The crime exposed the lackadaisical attitude of the Indian political class, law enforcing authorities and justice system towards issues of sexual crimes against women and the deep rooted malady of the country’s patriarchal society. According to India’s National Crime Records Bureau (NCRB) from 2009-2011 about 25,392 women lost their lives in dowry related harassment and 282,722 women were subjected to cruelty by their husband or relatives. There are 95,065 pending trial cases of rape in India. Owing to gaps in the criminal investigative system nearly 75 per cent of those accused are not convicted in rape cases.
The anger displayed by young people in the Delhi streets signified the alarming proportion of sexual crimes and called for the immediate attention of the government to revamp the system to address violence against women. In response to the protests the Government of India formed a three-member committee of jurists headed by the former Chief Justice of India, J.S. Verma, to suggest amendments to criminal law to sternly deal with sexual assault cases. The accused in this case, including a juvenile, are now facing trial in India’s fast-track court.

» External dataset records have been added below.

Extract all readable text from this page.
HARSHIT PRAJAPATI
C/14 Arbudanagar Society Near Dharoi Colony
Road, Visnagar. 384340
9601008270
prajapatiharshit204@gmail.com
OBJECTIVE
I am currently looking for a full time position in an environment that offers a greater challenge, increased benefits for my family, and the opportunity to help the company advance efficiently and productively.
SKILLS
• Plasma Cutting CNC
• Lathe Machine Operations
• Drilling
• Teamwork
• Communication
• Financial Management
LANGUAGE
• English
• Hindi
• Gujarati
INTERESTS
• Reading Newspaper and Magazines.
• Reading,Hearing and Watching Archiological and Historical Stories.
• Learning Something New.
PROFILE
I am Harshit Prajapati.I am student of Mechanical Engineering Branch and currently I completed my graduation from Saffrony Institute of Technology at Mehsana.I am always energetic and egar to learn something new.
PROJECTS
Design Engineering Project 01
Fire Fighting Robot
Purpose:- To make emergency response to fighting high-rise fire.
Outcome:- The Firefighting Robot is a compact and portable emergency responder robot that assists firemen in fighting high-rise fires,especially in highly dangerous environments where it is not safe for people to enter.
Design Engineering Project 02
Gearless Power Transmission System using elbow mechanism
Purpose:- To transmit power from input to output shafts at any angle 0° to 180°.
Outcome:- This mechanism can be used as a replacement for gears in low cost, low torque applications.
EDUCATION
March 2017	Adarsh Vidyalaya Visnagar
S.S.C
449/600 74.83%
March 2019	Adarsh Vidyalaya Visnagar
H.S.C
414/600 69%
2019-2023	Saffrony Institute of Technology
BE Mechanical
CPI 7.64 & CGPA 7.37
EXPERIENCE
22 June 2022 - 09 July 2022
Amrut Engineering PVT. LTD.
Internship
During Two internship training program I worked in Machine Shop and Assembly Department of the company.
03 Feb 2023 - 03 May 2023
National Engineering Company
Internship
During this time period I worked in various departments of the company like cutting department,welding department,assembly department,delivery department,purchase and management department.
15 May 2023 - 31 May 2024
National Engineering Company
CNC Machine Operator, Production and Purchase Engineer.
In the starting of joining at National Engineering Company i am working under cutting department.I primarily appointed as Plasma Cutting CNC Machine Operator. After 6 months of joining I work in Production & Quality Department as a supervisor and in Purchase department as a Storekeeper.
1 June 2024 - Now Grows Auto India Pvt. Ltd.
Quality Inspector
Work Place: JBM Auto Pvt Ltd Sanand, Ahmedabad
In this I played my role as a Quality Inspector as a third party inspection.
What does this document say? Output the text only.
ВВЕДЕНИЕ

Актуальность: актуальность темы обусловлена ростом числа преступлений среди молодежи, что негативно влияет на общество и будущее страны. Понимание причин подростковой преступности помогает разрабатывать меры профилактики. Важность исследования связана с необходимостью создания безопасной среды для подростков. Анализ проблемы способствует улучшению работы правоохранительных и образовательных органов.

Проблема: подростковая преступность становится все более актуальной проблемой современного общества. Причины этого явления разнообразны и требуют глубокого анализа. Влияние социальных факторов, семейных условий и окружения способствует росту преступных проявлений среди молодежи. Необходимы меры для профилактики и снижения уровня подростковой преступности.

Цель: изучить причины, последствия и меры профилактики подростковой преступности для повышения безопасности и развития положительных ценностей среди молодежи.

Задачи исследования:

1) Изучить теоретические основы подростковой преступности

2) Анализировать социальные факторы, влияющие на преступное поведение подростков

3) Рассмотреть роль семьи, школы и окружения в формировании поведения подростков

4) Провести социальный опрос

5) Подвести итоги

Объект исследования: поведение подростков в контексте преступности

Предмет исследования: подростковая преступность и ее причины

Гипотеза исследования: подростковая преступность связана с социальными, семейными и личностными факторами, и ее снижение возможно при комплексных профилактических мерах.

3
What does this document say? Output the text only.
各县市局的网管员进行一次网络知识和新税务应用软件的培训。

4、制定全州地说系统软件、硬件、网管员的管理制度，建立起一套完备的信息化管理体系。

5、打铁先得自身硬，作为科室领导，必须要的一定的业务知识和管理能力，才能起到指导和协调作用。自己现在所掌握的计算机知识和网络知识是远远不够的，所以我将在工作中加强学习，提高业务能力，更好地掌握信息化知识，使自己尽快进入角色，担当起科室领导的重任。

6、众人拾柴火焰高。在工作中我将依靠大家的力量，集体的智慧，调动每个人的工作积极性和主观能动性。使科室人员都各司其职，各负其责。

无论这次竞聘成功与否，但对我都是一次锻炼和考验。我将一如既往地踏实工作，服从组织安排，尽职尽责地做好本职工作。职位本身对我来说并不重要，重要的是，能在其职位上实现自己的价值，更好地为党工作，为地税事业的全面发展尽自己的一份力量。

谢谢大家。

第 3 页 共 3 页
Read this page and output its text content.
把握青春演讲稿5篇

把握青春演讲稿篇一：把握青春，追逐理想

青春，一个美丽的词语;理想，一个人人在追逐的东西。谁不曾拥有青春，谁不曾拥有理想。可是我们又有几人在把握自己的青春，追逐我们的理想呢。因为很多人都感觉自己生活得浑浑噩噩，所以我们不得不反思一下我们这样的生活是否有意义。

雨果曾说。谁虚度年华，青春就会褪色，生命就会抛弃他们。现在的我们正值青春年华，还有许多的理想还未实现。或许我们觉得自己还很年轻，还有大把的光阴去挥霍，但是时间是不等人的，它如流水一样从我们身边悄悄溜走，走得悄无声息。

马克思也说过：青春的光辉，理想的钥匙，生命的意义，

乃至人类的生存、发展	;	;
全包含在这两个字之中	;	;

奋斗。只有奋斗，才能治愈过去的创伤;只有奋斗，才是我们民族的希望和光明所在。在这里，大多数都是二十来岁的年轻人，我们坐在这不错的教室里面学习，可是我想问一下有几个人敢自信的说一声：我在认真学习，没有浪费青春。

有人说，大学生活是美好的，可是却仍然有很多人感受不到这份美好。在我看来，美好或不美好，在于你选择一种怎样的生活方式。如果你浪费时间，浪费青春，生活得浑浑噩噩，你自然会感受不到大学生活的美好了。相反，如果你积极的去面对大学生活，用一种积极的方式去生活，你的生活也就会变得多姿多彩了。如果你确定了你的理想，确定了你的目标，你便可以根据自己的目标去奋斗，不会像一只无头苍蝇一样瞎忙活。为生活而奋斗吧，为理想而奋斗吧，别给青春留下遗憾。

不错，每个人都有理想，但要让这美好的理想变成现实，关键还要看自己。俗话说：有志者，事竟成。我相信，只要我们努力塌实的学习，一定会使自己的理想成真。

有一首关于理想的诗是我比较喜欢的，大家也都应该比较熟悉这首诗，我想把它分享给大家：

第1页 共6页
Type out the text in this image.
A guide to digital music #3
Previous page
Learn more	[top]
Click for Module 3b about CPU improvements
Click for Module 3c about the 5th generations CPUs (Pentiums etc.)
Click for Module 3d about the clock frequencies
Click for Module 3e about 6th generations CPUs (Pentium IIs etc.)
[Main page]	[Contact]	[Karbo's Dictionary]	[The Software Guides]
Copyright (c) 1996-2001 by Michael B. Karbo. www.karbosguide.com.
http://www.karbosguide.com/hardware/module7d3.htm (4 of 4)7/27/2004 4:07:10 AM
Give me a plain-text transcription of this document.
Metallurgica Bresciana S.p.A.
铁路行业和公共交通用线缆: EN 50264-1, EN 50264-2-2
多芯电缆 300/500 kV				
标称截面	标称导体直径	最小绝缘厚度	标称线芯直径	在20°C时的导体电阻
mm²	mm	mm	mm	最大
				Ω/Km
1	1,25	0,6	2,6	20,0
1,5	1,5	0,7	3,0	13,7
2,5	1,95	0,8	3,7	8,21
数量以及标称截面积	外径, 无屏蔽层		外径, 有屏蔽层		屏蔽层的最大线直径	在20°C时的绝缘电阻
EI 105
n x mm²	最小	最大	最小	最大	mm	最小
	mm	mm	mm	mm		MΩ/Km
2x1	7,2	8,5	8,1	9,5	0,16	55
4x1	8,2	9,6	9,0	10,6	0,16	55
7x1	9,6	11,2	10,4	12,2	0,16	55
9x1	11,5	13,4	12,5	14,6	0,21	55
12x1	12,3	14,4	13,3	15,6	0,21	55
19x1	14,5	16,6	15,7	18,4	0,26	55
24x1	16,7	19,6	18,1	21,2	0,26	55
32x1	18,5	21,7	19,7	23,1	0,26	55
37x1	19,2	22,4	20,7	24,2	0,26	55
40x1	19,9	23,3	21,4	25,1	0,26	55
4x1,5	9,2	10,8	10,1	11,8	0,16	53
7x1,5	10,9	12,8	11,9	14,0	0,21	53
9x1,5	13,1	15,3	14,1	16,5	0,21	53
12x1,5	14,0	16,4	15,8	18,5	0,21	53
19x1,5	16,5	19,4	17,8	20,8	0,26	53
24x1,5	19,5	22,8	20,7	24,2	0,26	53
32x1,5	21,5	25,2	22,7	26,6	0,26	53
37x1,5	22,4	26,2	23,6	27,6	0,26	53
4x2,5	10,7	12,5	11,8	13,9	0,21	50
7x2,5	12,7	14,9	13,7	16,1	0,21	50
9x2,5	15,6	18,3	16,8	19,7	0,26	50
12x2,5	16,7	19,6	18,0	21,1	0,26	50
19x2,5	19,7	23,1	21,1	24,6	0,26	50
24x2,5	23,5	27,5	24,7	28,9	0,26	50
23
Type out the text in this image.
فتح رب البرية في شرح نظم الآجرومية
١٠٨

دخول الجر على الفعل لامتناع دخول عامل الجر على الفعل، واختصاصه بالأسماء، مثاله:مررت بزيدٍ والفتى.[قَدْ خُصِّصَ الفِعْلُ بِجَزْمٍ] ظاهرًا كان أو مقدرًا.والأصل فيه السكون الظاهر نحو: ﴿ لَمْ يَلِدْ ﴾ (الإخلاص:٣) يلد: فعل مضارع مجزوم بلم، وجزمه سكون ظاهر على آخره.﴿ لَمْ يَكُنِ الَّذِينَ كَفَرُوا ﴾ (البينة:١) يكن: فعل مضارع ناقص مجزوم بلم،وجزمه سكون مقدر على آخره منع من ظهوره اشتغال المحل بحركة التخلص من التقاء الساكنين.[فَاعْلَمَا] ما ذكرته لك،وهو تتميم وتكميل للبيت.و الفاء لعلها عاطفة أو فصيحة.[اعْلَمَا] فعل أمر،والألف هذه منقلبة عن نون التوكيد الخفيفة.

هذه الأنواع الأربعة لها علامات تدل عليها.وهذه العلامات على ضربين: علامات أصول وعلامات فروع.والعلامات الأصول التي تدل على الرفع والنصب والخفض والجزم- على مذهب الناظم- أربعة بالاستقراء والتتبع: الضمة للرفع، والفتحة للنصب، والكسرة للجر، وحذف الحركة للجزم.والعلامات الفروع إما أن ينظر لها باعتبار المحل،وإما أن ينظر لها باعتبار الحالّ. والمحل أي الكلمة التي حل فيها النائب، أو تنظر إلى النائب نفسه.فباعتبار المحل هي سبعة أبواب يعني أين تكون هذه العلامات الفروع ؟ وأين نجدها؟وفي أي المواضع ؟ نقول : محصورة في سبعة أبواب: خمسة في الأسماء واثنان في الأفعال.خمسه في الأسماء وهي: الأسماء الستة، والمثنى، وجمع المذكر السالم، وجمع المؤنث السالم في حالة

Addressing sexual harassment at workplaces is also an important issue that requires immediate attention as a large number of India’s women are entering the workforce. After a long delay, the Government of India on 3 September 2012 passed the Sexual Harassment of Women at Workplace (Prevention, Prohibition & Redressal) Bill introduced in 2010 in Lok Sabha. However it still needs to be passed by the Rajya Sabha (Upper House).
The Bill seeks to provide protection to women against sexual harassment at all workplaces including those organized and unorganized in the public and private sectors. It provides for prevention and redress of complaints of sexual harassment. Women who are employed as well as those who enter the workplace as clients, customers or apprentices besides the students and research scholars in colleges and universities are sought to be covered under the legislation.
Until now, directives issued in the Supreme Court ruling in 1997, in the case of Vishaka and Others vs. the State of Rajasthan (AIR 1997 SC 3011) constitute a first major step in India to address sexual harassment at the workplace. However, the experience shows that in a large number of workplaces women did not even know that such a redress mechanism exists; neither do managers on the shop-floor. Equally concerning, labour administration officials do not know either how to use the directives to address sexual harassment at the workplace.
Trade unions and civil society activists called for sincere government efforts to address violence against women through strengthening legislation, swift investigation of sexual crime and more importantly increasing the number of women police personnel and a sensitization of law enforcing authorities. Employers should also take genuine steps to address sexual harassment, which is one among many gender discriminatory issues faced by women at workplaces.
The situation is also truely globally. Persistent discrimination constitutes the root cause of violence against women. This culture of discrimination should be stopped. According to a United Nations report up to 70 per cent of women experience violence in their lifetime. World Bank data highlights that women aged 15 to 44 are more at risk from rape and domestic violence than from cancer, car accidents, war and malaria. It is also a well-documented fact that armed forces in some conflicts consciously use sexual violence against women to humiliate opponents.
World governments should come forward to create political will, public awareness, enact and implement appropriate legislation and commit more resources to address violence against women and girls.